AIX (AI Experience)
Definition
A framework defined by Diana Wolosin (Indeed) that extends UX design to treat AI agents as first-class users of design systems. Core principle: 'Just as UX shapes how humans behave in a system, the structure of a design system shapes how AI behaves when generating interfaces.' AIX posits that better structure = more consistent AI behavior. Three-layer metadata architecture: WHAT (raw assets → structured, machine-readable metadata), HOW (implementation rules, prop types, accessibility, interaction states), WHY (strategic intent, usage guidelines, decision rationale). Three-layer MCP configuration: Visual (Figma MCP), Implementation (Design System MCP), Bridge (Code Connect). Powered thousands of AI-generated prototypes at Indeed with impressive component selection accuracy.
Builder Context
AIX is the mental model shift that makes design systems work for agents. Most design systems are documented for human consumption — Figma files, Storybook stories, markdown guidelines. AIX says: your design system needs a machine-readable layer too.
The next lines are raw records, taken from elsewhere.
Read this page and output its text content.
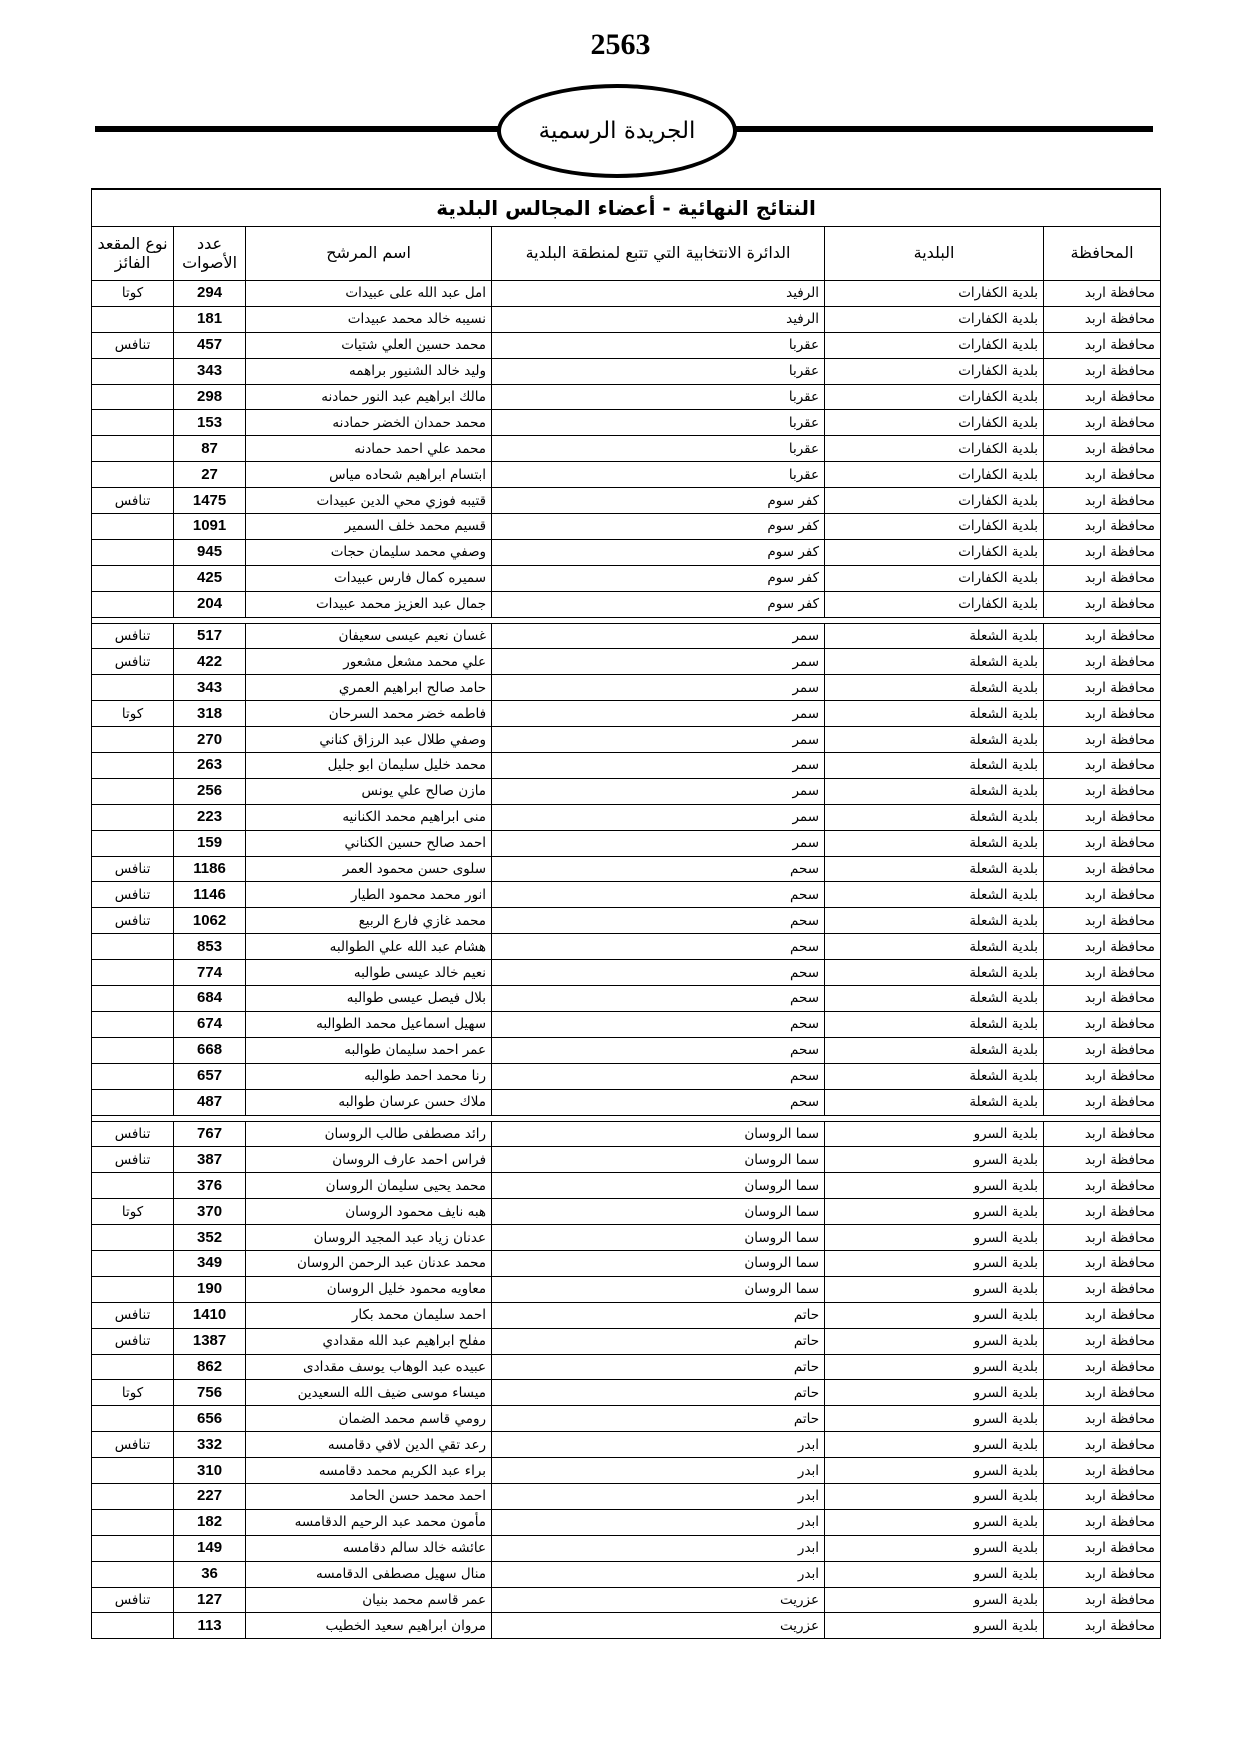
2563
الجريدة الرسمية
النتائج النهائية - أعضاء المجالس البلدية					
المحافظة	البلدية	الدائرة الانتخابية التي تتبع لمنطقة البلدية	اسم المرشح	عدد الأصوات	نوع المقعد الفائز
محافظة اربد	بلدية الكفارات	الرفيد	امل عبد الله على عبيدات	294	كوتا
محافظة اربد	بلدية الكفارات	الرفيد	نسيبه خالد محمد عبيدات	181	
محافظة اربد	بلدية الكفارات	عقربا	محمد حسين العلي شتيات	457	تنافس
محافظة اربد	بلدية الكفارات	عقربا	وليد خالد الشنيور براهمه	343	
محافظة اربد	بلدية الكفارات	عقربا	مالك ابراهيم عبد النور حمادنه	298	
محافظة اربد	بلدية الكفارات	عقربا	محمد حمدان الخضر حمادنه	153	
محافظة اربد	بلدية الكفارات	عقربا	محمد علي احمد حمادنه	87	
محافظة اربد	بلدية الكفارات	عقربا	ابتسام ابراهيم شحاده مياس	27	
محافظة اربد	بلدية الكفارات	كفر سوم	قتيبه فوزي محي الدين عبيدات	1475	تنافس
محافظة اربد	بلدية الكفارات	كفر سوم	قسيم محمد خلف السمير	1091	
محافظة اربد	بلدية الكفارات	كفر سوم	وصفي محمد سليمان حجات	945	
محافظة اربد	بلدية الكفارات	كفر سوم	سميره كمال فارس عبيدات	425	
محافظة اربد	بلدية الكفارات	كفر سوم	جمال عبد العزيز محمد عبيدات	204	

محافظة اربد	بلدية الشعلة	سمر	غسان نعيم عيسى سعيفان	517	تنافس
محافظة اربد	بلدية الشعلة	سمر	علي محمد مشعل مشعور	422	تنافس
محافظة اربد	بلدية الشعلة	سمر	حامد صالح ابراهيم العمري	343	
محافظة اربد	بلدية الشعلة	سمر	فاطمه خضر محمد السرحان	318	كوتا
محافظة اربد	بلدية الشعلة	سمر	وصفي طلال عبد الرزاق كناني	270	
محافظة اربد	بلدية الشعلة	سمر	محمد خليل سليمان ابو جليل	263	
محافظة اربد	بلدية الشعلة	سمر	مازن صالح علي يونس	256	
محافظة اربد	بلدية الشعلة	سمر	منى ابراهيم محمد الكنانيه	223	
محافظة اربد	بلدية الشعلة	سمر	احمد صالح حسين الكناني	159	
محافظة اربد	بلدية الشعلة	سحم	سلوى حسن محمود العمر	1186	تنافس
محافظة اربد	بلدية الشعلة	سحم	انور محمد محمود الطيار	1146	تنافس
محافظة اربد	بلدية الشعلة	سحم	محمد غازي فارع الربيع	1062	تنافس
محافظة اربد	بلدية الشعلة	سحم	هشام عبد الله علي الطوالبه	853	
محافظة اربد	بلدية الشعلة	سحم	نعيم خالد عيسى طوالبه	774	
محافظة اربد	بلدية الشعلة	سحم	بلال فيصل عيسى طوالبه	684	
محافظة اربد	بلدية الشعلة	سحم	سهيل اسماعيل محمد الطوالبه	674	
محافظة اربد	بلدية الشعلة	سحم	عمر احمد سليمان طوالبه	668	
محافظة اربد	بلدية الشعلة	سحم	رنا محمد احمد طوالبه	657	
محافظة اربد	بلدية الشعلة	سحم	ملاك حسن عرسان طوالبه	487	

محافظة اربد	بلدية السرو	سما الروسان	رائد مصطفى طالب الروسان	767	تنافس
محافظة اربد	بلدية السرو	سما الروسان	فراس احمد عارف الروسان	387	تنافس
محافظة اربد	بلدية السرو	سما الروسان	محمد يحيى سليمان الروسان	376	
محافظة اربد	بلدية السرو	سما الروسان	هبه نايف محمود الروسان	370	كوتا
محافظة اربد	بلدية السرو	سما الروسان	عدنان زياد عبد المجيد الروسان	352	
محافظة اربد	بلدية السرو	سما الروسان	محمد عدنان عبد الرحمن الروسان	349	
محافظة اربد	بلدية السرو	سما الروسان	معاويه محمود خليل الروسان	190	
محافظة اربد	بلدية السرو	حاتم	احمد سليمان محمد بكار	1410	تنافس
محافظة اربد	بلدية السرو	حاتم	مفلح ابراهيم عبد الله مقدادي	1387	تنافس
محافظة اربد	بلدية السرو	حاتم	عبيده عبد الوهاب يوسف مقدادى	862	
محافظة اربد	بلدية السرو	حاتم	ميساء موسى ضيف الله السعيدين	756	كوتا
محافظة اربد	بلدية السرو	حاتم	رومي قاسم محمد الضمان	656	
محافظة اربد	بلدية السرو	ابدر	رعد تقي الدين لافي دقامسه	332	تنافس
محافظة اربد	بلدية السرو	ابدر	براء عبد الكريم محمد دقامسه	310	
محافظة اربد	بلدية السرو	ابدر	احمد محمد حسن الحامد	227	
محافظة اربد	بلدية السرو	ابدر	مأمون محمد عبد الرحيم الدقامسه	182	
محافظة اربد	بلدية السرو	ابدر	عائشه خالد سالم دقامسه	149	
محافظة اربد	بلدية السرو	ابدر	منال سهيل مصطفى الدقامسه	36	
محافظة اربد	بلدية السرو	عزريت	عمر قاسم محمد بنيان	127	تنافس
محافظة اربد	بلدية السرو	عزريت	مروان ابراهيم سعيد الخطيب	113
Practically, this means: (1) expose your component catalog via Storybook MCP (machine-readable JSON, not just visual stories); (2) expose your design tokens via a Design System MCP; (3) bridge visual and code layers via Figma's Code Connect; (4) include the WHY layer — not just 'use this token' but 'use this token because buttons need 4:1 contrast ratio.' The teams doing this (monday.com, Indeed) report that agents select the correct component and variant 90%+ of the time.